The transaction of the eels, strengthened our intimacy with the pilot’s crew, who imparted to us many secrets; as, for example, that they were the selfsame men who act as porters at the quay for the transfer of luggage when the cross-channel steamers arrive and depart. On one day they are the pilot’s crew, and on the next they are porters to carry your handbags through the customs. This was a blow to me, because on the innumerable occasions when I had employed those porters I had always regarded them as unfortunate beings who could earn money only during about an hour each day, victims of the unjust social system, etc., and who were therefore specially deserving of compassion and tips. I now divined that their activities were multiple, and no doubt dovetailed together like a Chinese puzzle, and all reasonably remunerative. The which was very French and admirable. Herein was a valuable lesson to me, and a clear saving in future of that precious commodity, compassion.

In a day or two the horrid fact emerged that we were imprisoned in Boulogne. The south cone did not budge. Neither could we. The tide ebbed; the tide flowed; we sank softly into the mud; we floated again. A sailor cut our warp because it was in his way, and therefore incurred our anger and the comminations of the harbor-master. But we were not released. An aeroplane meeting was announced, and postponed. We witnessed the preparations for the ceremonial opening of a grand new dock. We went to the casino and listened to Russian music, which in other circumstances would have enchanted us.

But none of these high matters could hold our attention. Even when the cook criticized our water-colors with faint praise, and stated calmly that he, too, was a water-colorist, and brought proofs of his genius cut of the forecastle, even then we were not truly interested. We thirsted to depart, and could not. Our sole solace was to walk round and round the basini in the rain-squalls, and observe their tremendous vitality, which, indeed, never ceased, day or night save at low water, when most craft were aground.
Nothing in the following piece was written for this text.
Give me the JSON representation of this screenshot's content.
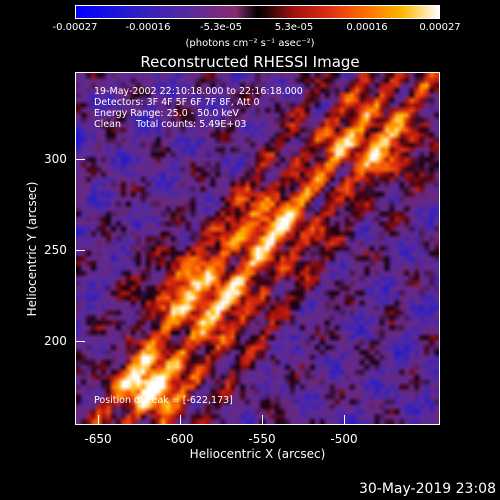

At such periods of tranquillity the trucks of the fishing-smacks were nearly level with the quay, and we noticed that every masthead was elaborately finished with gilded sculpture—a cross, a star, or a small figure of Jesus, the Virgin Mary, or an angel. The names, too, of these smacks were significant: Resurrection, Jesus-Marie, and so on. The ornamentation of the deck-houses and companions of these vessels showed a great deal of fantasy and brilliant color, though little taste. And the general effect was not only gay, but agreeable, demonstrating, as it did, that the boats were beloved. English fishing-boats are beloved by their owners, but English affection does not disclose itself in the same way, if it discloses itself at all. On the third afternoon we assisted at the departure of an important boat for the herring fisheries. It had a crew of seventeen men, all dressed in brown, young and old, and an enormous quantity of gear. It bore the air of a noble cooperative enterprise, and went off on the tide, disdainfully passing the still-hoisted cone.

Perhaps it was this event that gave us to think. If a herring-boat could face the gale, why not we? Our ship was very seaworthy, and the coast was dotted with sheltering ports. Only it was impossible to go south, since we could not have made headway. Then why not boldly cancel the rendezvous in Brittany, and run northward before the gale? The skipper saluted the idea with enthusiasm. He spoke of Ostend. He said that if the wind held we could easily run to Ostend in a day. He did not care for Ostend, but it would be a change. I, however, did care for Ostend. And so it was decided that, unless the wind went right round in the night, we would clear out of Boulogne at the earliest tidal hour the next morning. The joy of expectancy filled the ship, and I went into the town to buy some of the beautiful meat-pies that are offered in its shops.